西田の種々雑多(2)

第2回

本の紹介

常勝軍団のプリンシパル

著者:岩出雅之 (2018年、日経BP)

岩出さんという著者は、ラグビーに関心のある人なら大学ラグビー9連覇の偉業を成し遂げた、帝京大学ラグビー部元監督として知っていると思います。私が岩出さんに注目したのは、学生が毎年入れ替わる大学ラグビーというカテゴリーで、何故9連覇ということが可能だったのか、そこには組織運営の仕方にからくりがあるのでは?と思ったからでした。

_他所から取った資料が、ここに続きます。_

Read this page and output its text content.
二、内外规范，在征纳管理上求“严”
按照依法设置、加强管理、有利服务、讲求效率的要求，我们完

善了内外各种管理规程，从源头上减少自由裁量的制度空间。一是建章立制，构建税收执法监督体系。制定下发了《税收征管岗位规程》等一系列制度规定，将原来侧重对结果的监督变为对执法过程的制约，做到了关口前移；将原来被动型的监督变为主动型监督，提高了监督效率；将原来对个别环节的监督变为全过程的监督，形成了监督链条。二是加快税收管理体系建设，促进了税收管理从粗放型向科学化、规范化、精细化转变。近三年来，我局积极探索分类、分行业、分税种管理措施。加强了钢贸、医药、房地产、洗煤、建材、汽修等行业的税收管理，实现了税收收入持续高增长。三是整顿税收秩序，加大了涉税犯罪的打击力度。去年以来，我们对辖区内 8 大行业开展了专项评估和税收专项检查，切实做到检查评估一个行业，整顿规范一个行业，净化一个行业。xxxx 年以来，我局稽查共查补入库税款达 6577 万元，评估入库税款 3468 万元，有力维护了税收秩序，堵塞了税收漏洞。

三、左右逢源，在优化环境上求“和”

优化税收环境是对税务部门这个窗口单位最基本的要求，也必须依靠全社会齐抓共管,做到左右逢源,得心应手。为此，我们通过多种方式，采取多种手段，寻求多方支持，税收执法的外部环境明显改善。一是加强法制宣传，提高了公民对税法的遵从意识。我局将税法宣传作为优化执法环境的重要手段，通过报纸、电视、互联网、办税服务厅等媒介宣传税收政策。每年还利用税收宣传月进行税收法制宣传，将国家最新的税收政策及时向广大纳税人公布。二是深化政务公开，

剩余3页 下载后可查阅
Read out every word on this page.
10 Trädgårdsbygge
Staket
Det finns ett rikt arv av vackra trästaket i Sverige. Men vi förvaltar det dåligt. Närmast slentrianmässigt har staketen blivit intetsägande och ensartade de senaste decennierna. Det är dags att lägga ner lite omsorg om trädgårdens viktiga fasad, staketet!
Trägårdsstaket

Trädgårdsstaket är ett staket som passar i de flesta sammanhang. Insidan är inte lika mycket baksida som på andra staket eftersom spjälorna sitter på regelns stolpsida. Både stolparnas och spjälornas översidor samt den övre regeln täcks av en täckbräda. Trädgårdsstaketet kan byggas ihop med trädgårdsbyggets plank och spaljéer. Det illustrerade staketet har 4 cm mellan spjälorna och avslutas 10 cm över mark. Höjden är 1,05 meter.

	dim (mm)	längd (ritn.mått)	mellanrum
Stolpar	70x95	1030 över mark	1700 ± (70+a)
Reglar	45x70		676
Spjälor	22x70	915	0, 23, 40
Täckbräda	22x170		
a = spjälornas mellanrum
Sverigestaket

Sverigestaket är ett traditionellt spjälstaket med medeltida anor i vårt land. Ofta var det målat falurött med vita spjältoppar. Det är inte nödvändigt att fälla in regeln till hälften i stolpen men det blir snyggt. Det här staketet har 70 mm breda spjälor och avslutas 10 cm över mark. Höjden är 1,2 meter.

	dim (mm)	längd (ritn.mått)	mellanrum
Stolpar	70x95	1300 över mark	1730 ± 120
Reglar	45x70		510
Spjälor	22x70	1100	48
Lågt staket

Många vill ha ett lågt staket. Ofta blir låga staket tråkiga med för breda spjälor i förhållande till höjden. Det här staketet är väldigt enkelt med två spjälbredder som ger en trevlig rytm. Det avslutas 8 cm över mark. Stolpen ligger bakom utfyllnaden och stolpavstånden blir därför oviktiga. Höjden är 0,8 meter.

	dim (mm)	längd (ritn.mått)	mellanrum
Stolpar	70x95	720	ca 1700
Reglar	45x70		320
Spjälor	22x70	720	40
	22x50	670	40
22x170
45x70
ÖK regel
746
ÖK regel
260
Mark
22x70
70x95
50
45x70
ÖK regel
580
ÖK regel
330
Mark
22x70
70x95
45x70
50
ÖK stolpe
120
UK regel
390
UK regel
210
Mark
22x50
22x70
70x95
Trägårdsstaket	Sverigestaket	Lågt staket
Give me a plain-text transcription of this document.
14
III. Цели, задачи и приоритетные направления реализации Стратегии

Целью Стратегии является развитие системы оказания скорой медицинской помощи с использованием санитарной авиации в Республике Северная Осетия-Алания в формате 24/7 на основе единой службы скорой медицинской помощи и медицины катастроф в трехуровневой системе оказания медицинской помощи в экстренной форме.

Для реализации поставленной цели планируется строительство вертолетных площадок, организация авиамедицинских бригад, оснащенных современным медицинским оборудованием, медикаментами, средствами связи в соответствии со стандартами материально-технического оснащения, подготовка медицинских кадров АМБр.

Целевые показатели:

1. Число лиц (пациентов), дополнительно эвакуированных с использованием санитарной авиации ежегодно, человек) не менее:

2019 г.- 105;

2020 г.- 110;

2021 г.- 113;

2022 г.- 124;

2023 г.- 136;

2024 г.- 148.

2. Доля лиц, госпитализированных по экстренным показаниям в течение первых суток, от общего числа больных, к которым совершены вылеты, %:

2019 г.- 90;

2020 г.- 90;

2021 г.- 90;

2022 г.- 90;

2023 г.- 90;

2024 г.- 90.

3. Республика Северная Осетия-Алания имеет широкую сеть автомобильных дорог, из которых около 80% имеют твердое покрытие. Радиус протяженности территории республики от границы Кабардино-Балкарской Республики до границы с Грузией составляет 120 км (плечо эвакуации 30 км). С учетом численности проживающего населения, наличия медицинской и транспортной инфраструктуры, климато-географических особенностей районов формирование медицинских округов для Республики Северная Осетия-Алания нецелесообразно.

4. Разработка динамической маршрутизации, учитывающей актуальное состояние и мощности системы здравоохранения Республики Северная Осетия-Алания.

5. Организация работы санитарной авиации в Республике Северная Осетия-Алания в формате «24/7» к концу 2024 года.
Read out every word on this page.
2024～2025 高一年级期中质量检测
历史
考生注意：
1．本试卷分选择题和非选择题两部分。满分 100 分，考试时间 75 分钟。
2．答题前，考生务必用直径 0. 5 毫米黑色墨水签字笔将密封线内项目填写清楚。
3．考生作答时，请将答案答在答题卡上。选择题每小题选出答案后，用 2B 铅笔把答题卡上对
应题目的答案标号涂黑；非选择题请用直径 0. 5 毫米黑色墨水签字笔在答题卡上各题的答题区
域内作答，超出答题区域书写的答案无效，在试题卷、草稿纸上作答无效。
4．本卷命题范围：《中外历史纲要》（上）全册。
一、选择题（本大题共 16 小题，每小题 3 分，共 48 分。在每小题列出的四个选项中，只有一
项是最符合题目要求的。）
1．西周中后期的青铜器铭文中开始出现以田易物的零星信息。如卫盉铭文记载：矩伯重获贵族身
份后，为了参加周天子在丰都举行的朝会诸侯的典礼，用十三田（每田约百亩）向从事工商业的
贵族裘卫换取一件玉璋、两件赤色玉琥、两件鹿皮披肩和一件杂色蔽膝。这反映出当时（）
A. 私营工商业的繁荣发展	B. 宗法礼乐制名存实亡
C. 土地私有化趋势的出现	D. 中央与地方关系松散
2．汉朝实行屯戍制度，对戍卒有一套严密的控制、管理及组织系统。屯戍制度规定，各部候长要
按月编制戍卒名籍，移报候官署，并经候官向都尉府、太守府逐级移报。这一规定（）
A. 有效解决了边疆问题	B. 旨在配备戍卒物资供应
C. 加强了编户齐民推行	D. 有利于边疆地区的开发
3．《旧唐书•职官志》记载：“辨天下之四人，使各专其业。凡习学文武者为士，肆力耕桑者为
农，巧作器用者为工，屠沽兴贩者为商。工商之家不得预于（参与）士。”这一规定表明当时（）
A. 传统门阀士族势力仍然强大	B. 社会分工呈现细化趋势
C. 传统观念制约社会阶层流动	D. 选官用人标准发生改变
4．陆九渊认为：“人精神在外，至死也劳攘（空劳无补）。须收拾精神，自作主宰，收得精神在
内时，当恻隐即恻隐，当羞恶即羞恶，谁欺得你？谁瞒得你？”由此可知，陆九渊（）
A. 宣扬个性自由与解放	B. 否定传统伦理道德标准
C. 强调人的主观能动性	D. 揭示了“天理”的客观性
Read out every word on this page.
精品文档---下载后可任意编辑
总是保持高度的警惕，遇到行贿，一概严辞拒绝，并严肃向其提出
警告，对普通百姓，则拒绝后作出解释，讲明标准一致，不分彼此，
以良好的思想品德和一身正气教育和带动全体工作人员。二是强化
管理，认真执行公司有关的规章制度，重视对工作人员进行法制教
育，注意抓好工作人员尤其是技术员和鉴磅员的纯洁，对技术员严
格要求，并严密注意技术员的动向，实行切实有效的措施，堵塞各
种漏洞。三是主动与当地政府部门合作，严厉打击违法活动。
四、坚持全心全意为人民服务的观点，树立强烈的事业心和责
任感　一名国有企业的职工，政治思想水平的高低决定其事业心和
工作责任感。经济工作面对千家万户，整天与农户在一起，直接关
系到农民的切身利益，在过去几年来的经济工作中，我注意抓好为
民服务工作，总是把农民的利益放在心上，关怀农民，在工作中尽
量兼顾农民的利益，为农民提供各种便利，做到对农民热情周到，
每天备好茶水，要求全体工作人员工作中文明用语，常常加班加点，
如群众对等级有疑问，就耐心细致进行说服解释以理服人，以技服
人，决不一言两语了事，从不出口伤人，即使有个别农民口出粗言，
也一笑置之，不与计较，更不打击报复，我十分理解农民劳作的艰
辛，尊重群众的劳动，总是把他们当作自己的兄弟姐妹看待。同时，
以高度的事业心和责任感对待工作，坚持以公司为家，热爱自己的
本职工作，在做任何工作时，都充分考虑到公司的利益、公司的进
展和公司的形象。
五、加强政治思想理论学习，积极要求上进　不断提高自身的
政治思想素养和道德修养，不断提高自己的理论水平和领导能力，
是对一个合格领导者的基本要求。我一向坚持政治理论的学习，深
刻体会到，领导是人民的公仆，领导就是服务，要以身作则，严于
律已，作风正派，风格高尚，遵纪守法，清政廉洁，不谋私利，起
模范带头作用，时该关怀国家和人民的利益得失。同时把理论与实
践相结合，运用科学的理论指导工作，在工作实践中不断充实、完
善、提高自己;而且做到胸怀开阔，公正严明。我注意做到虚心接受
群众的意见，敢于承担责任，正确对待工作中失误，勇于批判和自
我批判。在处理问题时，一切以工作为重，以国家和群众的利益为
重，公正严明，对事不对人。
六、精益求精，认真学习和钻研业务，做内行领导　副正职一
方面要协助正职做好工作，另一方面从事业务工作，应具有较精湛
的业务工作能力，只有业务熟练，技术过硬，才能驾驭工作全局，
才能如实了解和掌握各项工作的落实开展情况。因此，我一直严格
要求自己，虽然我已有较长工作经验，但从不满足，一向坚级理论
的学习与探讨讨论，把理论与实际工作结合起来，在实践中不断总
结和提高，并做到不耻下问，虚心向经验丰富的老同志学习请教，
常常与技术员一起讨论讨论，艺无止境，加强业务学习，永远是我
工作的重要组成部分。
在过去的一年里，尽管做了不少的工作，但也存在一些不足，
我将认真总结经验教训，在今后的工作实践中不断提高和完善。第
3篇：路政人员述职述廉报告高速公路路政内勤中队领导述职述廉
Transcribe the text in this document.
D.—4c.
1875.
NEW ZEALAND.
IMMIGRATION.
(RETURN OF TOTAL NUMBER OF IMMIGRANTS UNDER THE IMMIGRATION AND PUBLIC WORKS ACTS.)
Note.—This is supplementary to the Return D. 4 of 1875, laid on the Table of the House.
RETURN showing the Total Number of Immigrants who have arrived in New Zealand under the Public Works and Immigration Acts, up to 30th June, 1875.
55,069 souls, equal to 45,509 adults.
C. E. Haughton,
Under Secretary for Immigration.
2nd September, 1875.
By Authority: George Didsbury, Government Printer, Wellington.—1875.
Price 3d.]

連覇を続けていくうちにマスコミにも注目され、いろいろなインタビュー記事もありますが、岩出さんご自身の著作は、この「常勝軍団のプリンシパル」しかありません。この本を読んで思うのは、ラグビーという組織スポーツを通じて、この子たち(学生たち)に幸せになってほしい、というビジョンを岩出さんが強く持ち続け、過去紆余曲折を経ながらも、組織運営として結実させた結果が9連覇だったのだ、ということです。この本を読まれる方は、「そうじゃない」という感想を持たれる処もあるかも知れません。それでも、組織リーダーの評価は、結果が全てです。今年のラグビーワールドカップ日本代表にも、帝京大OBが7名(堀江、姫野、流ほか)選出され、我々見るものを楽しませ、興奮させてくれました。

結果を残した組織運営とはどういうものか、は本書を読んでそれぞれに「これが本質だ!」と見極めされればよいでしょう。最新の経営学理論を実践したような効果の現れ方に唸ってしまう面白さです。